«Теперь всё уже свершилось:
твоя и моя Европа
опустилась в надир;
и если сухое пламя
окрашивает кресты
в армянском монастыре на Острове Прокажённых,
то это лишь загоризонтный
свет.
Война полыхает в подбрюшье.
Ангел с разящим мечом взошёл на вершину Хермона.
Щёлкают клювы фантомов.
Сера кипит из щелей».
(из «Без рифм»)
Эмоциональная насыщенность текста создается плотностью семантического и звукового рядов, часто приближая строку к уровню афоризма. И всё-таки изначальна именно эмоция – впоследствии она шлифуется, возглас вымарывается, превращаясь в каркас, стягиваясь тисками формы, принимающей то рифмованное, то раскованное состояние, но никогда не позволяет себе расслабляться. Прямая речь автора сменяется голосами вымышленных собеседников, которые не спорят, а скорее вторят ей, изменяя на сотую долю тембр звучания. Иногда кажется, что автор пишет один бесконечный текст, изредка переключая свое внимание на различные предметы: для подобной поэзии запретных тем не существует, она не то чтобы всеядна, но в любой ситуации всегда найдёт чем поживиться. Находка (прежде всего интонационная) крайне производительна, но автор ей явно не злоупотребляет.

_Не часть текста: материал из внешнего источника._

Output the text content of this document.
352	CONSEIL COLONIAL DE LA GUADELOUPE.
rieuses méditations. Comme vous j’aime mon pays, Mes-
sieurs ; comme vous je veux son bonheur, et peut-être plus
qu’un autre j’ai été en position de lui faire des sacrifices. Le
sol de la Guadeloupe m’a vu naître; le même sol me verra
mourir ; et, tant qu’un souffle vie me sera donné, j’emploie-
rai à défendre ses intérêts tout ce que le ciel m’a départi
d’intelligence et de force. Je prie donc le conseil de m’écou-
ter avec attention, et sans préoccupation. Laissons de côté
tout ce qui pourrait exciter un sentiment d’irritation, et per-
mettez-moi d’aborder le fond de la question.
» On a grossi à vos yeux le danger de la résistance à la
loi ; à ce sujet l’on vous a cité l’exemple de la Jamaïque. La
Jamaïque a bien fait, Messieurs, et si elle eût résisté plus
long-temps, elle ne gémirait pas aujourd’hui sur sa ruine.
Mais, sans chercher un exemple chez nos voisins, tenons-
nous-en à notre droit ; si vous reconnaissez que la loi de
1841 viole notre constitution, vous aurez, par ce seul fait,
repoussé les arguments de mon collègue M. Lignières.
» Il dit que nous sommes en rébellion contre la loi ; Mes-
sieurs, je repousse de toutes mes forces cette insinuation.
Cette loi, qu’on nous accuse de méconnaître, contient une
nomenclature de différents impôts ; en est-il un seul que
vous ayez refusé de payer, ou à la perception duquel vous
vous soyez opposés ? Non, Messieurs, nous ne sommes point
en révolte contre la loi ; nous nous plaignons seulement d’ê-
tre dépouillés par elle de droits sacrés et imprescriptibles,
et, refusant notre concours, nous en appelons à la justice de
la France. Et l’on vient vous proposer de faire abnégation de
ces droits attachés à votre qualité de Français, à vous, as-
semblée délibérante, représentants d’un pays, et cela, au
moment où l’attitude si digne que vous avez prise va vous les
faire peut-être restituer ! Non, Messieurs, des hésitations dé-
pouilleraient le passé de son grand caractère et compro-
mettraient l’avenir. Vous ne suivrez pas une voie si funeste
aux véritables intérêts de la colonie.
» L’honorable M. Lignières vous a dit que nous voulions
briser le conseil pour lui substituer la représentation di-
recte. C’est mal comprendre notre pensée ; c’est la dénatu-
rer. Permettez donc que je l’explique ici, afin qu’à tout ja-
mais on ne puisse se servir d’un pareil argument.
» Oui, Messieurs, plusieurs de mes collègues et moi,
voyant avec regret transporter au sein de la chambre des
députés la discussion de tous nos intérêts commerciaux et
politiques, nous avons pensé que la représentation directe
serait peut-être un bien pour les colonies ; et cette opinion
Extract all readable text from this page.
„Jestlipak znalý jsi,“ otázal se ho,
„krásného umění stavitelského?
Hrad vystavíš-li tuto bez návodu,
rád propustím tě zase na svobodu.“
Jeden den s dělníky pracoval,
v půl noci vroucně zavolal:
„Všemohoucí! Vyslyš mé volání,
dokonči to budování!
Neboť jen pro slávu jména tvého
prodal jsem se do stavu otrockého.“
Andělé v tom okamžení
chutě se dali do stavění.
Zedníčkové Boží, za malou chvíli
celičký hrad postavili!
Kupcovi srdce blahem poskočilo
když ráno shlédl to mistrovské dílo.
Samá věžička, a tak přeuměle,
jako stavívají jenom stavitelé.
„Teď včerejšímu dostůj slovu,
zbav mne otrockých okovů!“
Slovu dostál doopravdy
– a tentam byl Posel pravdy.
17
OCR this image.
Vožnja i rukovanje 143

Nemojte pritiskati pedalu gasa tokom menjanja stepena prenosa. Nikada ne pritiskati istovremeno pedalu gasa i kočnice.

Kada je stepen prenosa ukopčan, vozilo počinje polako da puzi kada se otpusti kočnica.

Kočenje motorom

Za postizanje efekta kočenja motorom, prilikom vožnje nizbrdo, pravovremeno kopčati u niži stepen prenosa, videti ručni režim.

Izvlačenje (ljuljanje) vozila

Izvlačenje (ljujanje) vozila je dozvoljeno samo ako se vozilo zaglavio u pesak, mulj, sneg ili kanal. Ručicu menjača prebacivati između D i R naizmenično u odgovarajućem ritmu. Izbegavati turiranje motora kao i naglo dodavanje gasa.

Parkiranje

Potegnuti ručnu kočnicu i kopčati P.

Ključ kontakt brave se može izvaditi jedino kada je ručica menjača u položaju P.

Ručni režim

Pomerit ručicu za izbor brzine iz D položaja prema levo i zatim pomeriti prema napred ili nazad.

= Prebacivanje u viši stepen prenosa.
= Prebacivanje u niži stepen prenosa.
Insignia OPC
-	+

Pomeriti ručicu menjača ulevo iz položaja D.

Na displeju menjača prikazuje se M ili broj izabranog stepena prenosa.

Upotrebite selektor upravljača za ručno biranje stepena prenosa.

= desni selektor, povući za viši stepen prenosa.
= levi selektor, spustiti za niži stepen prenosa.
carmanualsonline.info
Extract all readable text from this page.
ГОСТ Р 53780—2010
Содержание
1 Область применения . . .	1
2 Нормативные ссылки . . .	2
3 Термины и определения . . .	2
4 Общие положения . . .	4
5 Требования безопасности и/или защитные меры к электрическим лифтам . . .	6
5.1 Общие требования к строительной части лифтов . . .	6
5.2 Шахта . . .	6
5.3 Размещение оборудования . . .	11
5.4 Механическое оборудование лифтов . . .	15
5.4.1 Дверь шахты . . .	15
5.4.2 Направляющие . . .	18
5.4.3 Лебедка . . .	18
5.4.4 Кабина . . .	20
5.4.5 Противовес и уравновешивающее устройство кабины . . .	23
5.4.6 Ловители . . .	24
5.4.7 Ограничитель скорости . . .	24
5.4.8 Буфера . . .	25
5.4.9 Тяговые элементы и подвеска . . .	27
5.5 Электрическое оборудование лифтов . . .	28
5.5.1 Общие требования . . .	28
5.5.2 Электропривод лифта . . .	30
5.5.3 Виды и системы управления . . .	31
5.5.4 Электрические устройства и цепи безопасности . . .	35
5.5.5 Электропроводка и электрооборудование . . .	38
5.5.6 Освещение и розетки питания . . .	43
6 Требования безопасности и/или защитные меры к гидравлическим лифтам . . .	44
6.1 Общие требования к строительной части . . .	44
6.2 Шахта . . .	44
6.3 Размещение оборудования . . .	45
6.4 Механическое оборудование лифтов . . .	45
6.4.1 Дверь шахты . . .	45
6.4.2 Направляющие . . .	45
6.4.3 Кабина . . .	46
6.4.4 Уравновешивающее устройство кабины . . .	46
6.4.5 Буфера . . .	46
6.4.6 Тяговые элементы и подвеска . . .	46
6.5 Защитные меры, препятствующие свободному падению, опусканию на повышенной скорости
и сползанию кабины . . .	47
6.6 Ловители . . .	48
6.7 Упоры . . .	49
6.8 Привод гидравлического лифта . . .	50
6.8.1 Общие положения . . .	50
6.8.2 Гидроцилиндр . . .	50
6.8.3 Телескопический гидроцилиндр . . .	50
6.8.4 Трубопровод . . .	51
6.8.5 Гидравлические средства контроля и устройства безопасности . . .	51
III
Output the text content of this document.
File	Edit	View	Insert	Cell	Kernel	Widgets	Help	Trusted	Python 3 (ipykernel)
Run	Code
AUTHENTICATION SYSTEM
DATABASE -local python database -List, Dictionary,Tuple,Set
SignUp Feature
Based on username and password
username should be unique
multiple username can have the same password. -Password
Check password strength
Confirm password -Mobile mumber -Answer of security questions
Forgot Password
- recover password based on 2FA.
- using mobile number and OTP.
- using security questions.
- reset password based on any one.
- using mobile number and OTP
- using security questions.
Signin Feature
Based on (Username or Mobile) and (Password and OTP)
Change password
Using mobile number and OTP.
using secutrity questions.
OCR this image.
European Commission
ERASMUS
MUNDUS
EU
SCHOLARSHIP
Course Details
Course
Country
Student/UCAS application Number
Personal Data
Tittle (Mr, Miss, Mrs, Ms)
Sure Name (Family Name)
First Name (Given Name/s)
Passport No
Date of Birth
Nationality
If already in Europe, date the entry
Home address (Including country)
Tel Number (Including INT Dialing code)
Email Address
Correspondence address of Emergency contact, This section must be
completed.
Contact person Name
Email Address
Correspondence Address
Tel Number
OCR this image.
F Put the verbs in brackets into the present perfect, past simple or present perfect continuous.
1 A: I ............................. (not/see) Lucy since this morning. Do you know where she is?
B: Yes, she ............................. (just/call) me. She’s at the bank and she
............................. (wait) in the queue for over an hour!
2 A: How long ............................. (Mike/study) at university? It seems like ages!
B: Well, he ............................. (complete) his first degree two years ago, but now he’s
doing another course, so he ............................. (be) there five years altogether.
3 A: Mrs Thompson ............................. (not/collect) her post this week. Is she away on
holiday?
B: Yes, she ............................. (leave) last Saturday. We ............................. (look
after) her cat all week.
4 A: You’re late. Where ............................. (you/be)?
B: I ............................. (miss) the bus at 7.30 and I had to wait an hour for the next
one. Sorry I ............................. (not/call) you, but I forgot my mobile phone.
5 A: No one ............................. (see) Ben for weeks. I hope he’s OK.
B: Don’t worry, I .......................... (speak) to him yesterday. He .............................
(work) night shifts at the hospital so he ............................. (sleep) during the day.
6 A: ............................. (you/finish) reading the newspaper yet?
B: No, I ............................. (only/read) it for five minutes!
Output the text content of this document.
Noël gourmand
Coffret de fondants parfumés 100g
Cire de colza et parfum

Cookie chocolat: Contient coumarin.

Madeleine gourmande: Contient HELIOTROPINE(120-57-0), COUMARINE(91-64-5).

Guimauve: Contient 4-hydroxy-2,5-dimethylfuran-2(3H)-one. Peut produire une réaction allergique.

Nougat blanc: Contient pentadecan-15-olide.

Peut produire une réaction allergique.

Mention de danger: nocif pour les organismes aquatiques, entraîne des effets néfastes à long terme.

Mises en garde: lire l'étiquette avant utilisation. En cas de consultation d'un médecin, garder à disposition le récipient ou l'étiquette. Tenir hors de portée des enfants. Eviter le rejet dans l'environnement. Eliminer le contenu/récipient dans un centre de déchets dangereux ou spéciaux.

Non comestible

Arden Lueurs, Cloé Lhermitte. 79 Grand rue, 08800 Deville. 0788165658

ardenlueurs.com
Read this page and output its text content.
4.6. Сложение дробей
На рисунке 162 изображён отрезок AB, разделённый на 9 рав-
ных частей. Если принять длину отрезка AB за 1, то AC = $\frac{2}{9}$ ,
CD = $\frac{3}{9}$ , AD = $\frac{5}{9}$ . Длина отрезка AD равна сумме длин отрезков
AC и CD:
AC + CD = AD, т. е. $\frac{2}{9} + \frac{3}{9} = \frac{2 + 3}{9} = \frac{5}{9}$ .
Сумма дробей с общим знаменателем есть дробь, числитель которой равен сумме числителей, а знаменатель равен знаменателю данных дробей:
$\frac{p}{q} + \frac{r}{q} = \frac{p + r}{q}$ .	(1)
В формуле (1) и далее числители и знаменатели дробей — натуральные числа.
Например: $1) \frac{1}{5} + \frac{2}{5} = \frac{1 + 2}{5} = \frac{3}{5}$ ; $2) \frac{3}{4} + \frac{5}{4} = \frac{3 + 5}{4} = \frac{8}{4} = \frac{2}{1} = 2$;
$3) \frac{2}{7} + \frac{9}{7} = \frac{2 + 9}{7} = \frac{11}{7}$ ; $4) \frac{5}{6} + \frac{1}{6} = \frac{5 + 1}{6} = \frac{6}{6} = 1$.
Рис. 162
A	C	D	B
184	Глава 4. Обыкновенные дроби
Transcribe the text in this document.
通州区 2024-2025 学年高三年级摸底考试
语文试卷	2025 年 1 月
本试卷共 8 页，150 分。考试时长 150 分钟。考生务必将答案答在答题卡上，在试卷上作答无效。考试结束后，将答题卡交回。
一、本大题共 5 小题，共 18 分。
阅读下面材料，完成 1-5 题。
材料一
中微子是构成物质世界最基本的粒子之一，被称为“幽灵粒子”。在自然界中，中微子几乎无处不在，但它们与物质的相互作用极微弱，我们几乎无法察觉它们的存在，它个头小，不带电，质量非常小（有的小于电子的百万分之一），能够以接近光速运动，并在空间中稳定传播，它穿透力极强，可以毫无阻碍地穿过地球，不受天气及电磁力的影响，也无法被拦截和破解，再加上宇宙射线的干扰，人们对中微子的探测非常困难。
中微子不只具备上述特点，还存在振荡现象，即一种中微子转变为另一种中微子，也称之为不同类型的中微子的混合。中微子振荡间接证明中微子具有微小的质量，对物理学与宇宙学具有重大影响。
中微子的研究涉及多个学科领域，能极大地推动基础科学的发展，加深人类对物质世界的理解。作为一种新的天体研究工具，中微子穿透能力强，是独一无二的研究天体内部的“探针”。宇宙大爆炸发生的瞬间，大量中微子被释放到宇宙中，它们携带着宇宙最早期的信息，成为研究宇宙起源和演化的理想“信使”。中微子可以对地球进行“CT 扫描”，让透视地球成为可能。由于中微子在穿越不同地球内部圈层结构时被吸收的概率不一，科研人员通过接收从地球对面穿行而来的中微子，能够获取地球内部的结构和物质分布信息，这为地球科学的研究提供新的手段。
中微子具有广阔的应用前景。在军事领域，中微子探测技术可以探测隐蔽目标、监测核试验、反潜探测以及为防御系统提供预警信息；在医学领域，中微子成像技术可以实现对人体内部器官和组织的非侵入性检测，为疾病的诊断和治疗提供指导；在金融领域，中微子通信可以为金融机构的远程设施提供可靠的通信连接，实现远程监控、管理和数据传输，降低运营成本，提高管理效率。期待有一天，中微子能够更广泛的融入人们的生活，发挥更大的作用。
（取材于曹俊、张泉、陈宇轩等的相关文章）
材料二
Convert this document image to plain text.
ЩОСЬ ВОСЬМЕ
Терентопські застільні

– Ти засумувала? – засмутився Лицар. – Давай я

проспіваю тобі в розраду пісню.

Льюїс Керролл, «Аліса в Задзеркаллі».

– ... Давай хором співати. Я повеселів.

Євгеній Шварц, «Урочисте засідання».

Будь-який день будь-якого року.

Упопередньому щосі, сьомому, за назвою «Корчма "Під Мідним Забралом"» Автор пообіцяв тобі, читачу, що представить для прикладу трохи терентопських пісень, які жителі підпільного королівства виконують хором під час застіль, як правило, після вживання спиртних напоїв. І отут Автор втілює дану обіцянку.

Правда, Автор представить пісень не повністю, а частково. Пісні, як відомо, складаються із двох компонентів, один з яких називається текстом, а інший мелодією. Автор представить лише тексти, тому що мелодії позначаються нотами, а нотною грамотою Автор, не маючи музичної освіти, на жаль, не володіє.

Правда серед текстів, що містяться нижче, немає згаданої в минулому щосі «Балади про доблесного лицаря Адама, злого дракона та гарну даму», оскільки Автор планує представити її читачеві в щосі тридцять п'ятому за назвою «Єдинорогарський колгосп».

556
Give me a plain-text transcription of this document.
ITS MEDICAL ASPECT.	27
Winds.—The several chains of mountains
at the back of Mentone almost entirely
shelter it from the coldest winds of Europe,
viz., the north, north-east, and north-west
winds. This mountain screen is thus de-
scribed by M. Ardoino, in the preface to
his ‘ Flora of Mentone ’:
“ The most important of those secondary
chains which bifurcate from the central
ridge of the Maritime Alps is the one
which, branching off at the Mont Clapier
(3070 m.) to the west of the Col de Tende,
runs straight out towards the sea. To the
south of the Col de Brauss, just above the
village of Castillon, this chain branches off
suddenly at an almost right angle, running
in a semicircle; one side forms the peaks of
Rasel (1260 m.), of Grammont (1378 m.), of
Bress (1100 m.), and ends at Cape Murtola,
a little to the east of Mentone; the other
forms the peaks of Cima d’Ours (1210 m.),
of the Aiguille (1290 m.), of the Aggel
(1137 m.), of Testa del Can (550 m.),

«Мой товарищ сидит, перекинув ногу за ногу: карманы его
полны земли и воды,
песок запутался в волосах. В прокуренной комнате
плавают призраки света,
как если бы город, включая снежащую улицу с дугами
серных вспышек, сползал под надломленный лёд».
«В зимний дождь вспоминаю всегда о тебе,
как взрывались петарды за окнами, то, как фонтан
шелестел, –
всё почти невозможное счастье на бедной
Мария-дей-Монти».
Избирательность чувств, их выделенность, отдельность, расчлененность смотрится еще эффектнее в завораживающем потоке заговора: ряд голых стволов на ветру, первые приметы зимы с росчерками первоснежья. Темной тени идеологии на заднем плане не почти ощущается – стихи по преимуществу лирические. Симпатию к традиционализму я бы объяснил хорошим вкусом автора и просто ответственным отношением к поэтике, которую можно рассматривать в контексте евразийского проекта (поскольку она чувствительна к географии), но которая с таким же правом принадлежит любому сознанию, различающему восток от запада, а север от юга. Если поэт – существо райского состояния – то компас должен быть основой его вестибулярного аппарата. В славянской мифологии восток – жилище Бога, запад – дьявола; может быть, это и не так, но разница, заметьте, существует принципиальная.